In the arena of family law, summary judgment has a unique application. It’s less like a shortcut and more like a bridge over troubled waters. Of the 1,000 family cases employing this strategy in 2022, 60% found success.
Why?
Family law matters often revolve around concrete issues, such as the division of assets, making them prime candidates for summary judgment.
Judgment Proceedings in BC
Commercial disputes see a similar trend. Visualize these as land disputes between neighbouring farmers. Evidence is often clear-cut, such as contracts and invoices, making summary judgment a viable option. In 2022, 45% of commercial dispute cases that applied for summary judgment succeeded.
Summary judgment in BC, therefore, offers a tantalizing prospect. It’s a quicker, less expensive path, providing a glimmer of hope in the dark forest of litigation. It’s the game-changer in the chess match of law, promising swift resolution when applied correctly.
Like any powerful tool, it requires careful handling. As we navigate the legal terrain, it’s a path worth exploring, a strategy worth understanding.
Lawsuits That Have Been Filed In British Columbia
One case was Huang v. Silvercorp Metals Inc., 2017 BCCA 39, an appeal where British Columbia’s highest court provided vital clarity on the evidentiary standards for summary judgment.
In Huang, a defamation action, the court underscored the burden on a defendant seeking summary judgment. The defendants had to establish, on a balance of probabilities, that the plaintiffs had no reasonable chance of success. They failed to do so, resulting in the appeal court’s intervention.
The ruling indicated that summary judgment is not easily obtained. By 2017, only 10% of cases sought such resolution in B.C., according to court statistics. After Huang, that number dipped below 7%, demonstrating the significant implications of this judgment.
Insurance contract disputes
The second case that shook the legal realm was Fredricksen v. Insurance Corporation of British Columbia, 2015 BCSC 820. It revolved around an insurance contract dispute and a novel application of summary judgment rules.
The court, in Fredricksen, dismissed an insurer’s summary judgment application. It held that determining whether a plaintiff was truthful about his accident was a complex task. It would necessitate assessing credibility, something not suited for summary judgments.

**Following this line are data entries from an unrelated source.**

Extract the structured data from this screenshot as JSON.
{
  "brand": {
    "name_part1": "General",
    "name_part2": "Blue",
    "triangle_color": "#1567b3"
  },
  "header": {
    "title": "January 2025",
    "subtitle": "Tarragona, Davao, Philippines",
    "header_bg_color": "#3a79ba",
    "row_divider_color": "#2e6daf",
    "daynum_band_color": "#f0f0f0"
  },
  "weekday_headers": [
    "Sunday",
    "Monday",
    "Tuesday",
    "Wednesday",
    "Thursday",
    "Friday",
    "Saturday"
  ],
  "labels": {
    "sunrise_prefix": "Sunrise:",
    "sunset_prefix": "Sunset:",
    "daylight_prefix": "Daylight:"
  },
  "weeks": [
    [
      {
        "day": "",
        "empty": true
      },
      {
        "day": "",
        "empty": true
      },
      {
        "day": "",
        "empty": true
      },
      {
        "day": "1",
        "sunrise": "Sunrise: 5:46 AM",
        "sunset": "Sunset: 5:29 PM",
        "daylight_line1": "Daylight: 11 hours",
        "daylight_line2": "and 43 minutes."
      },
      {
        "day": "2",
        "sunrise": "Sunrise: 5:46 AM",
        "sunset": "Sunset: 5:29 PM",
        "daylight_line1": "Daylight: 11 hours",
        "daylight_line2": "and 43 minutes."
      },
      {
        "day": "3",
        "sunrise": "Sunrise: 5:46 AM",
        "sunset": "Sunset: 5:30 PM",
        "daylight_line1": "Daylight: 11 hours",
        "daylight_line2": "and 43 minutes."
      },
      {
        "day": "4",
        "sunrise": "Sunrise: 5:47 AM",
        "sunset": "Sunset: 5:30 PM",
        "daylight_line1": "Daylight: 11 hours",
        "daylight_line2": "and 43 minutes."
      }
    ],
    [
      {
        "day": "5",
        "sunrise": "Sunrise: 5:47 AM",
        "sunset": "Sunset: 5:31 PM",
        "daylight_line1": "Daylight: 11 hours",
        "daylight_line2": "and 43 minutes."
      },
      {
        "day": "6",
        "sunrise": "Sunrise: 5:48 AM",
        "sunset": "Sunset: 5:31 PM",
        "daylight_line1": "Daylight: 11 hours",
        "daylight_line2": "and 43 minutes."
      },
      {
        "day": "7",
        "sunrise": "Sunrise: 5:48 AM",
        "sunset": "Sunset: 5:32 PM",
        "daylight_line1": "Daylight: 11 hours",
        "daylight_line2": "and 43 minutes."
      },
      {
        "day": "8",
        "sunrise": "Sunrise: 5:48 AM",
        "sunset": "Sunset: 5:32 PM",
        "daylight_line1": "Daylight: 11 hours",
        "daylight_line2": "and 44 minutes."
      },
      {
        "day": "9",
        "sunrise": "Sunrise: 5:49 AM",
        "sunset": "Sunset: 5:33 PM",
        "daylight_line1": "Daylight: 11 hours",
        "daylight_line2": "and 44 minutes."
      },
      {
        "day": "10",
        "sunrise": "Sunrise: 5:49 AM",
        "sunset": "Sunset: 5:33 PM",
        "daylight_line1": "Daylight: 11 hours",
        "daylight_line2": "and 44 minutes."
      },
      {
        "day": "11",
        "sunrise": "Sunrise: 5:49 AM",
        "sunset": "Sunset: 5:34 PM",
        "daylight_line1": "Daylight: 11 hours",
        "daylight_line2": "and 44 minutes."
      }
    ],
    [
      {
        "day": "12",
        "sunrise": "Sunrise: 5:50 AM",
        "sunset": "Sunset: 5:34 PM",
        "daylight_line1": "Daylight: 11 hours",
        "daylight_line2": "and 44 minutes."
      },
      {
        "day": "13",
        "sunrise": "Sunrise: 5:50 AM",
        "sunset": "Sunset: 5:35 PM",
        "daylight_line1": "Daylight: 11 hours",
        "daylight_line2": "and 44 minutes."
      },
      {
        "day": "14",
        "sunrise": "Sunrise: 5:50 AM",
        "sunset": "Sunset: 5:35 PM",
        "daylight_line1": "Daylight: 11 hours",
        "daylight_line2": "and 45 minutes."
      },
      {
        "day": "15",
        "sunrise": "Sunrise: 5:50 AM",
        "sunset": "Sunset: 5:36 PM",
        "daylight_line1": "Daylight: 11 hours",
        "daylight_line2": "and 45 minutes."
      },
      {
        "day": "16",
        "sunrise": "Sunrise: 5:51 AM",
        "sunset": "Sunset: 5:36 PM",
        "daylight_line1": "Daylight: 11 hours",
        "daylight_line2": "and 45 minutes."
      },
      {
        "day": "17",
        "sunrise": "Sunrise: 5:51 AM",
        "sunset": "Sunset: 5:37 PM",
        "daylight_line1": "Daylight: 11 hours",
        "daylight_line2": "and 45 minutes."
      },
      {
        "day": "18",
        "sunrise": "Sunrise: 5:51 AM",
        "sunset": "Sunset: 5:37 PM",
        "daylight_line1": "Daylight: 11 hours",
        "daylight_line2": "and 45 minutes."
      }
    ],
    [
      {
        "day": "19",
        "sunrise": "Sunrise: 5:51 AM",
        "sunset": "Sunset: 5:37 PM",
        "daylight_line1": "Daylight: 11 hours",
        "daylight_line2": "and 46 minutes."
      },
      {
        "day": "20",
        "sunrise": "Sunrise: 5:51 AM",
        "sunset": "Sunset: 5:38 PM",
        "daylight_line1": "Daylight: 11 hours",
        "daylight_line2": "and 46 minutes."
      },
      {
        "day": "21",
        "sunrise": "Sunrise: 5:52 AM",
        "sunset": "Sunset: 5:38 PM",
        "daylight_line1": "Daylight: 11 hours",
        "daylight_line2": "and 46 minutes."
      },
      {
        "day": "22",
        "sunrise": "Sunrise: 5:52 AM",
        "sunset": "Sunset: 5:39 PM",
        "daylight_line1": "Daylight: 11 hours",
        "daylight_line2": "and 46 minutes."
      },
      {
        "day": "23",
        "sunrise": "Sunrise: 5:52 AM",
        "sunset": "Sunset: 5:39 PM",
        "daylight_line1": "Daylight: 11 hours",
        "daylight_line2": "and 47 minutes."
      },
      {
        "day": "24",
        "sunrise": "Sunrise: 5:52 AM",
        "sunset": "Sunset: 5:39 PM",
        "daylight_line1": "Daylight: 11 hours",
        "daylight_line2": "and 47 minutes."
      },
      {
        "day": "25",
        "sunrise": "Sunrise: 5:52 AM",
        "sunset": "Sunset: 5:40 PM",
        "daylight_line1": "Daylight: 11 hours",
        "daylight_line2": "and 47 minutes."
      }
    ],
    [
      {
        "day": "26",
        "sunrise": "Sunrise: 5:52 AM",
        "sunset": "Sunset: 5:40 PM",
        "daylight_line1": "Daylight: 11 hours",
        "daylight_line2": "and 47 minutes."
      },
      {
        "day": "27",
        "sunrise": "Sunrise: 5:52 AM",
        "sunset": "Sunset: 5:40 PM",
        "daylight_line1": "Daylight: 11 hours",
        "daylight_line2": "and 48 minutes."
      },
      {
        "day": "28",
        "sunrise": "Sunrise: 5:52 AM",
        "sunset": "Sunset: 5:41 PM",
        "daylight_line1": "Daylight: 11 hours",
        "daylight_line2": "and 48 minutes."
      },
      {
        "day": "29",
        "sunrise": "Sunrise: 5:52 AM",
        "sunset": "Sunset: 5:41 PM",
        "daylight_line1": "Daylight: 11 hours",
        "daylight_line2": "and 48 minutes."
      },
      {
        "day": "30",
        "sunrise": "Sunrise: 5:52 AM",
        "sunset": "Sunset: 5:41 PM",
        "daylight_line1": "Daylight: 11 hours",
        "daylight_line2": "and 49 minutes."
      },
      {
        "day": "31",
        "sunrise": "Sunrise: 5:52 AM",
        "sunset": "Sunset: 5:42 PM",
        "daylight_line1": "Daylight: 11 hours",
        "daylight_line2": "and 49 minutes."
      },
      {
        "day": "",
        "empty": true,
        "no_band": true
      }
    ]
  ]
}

Following Fredricksen, parties began to reconsider the summary judgment. Lawyers argued that if a case with credibility issues isn’t fit for summary judgment, few are. This led to a 5% decrease in summary judgment applications the following year, court records revealed.

Summary judgment is a complex task
The effects of these two judgments were profound. Huang clarified the burden of proof for defendants, showing that obtaining summary judgment was a complex task.
This deterred many from seeking such resolutions. Fredricksen, on the other hand, highlighted the intricacies of assessing credibility, a fundamental issue in many disputes.
These rulings resulted in a nearly 10% decrease in summary judgment applications, B.C. court records indicated. Their impact persists today, shaping how legal practitioners approach summary judgment and influencing the tactics they employ in their pursuit of justice.
These cases offered two important lessons. Firstly, summary judgment may not be appropriate where there are serious credibility issues.
Defendants bear a significant burden in proving that a plaintiff’s case has no reasonable chance of success. In this light, the repercussions of these decisions have echoed through B.C.’s courts, influencing the strategies of legal practitioners and the outcomes of numerous cases.
Summary judgment vs default judgment
A default judgment is something different. It’s when you file a lawsuit against someone, and they do not respond.
Because they have violated the court rule that limits how long they have to respond, you can file an application for default judgment.
The key thing to prove will be that you properly served the defendant.
Always speak to a lawyer before filing for summary judgment in BC, and when you get sued. Legal advice is key.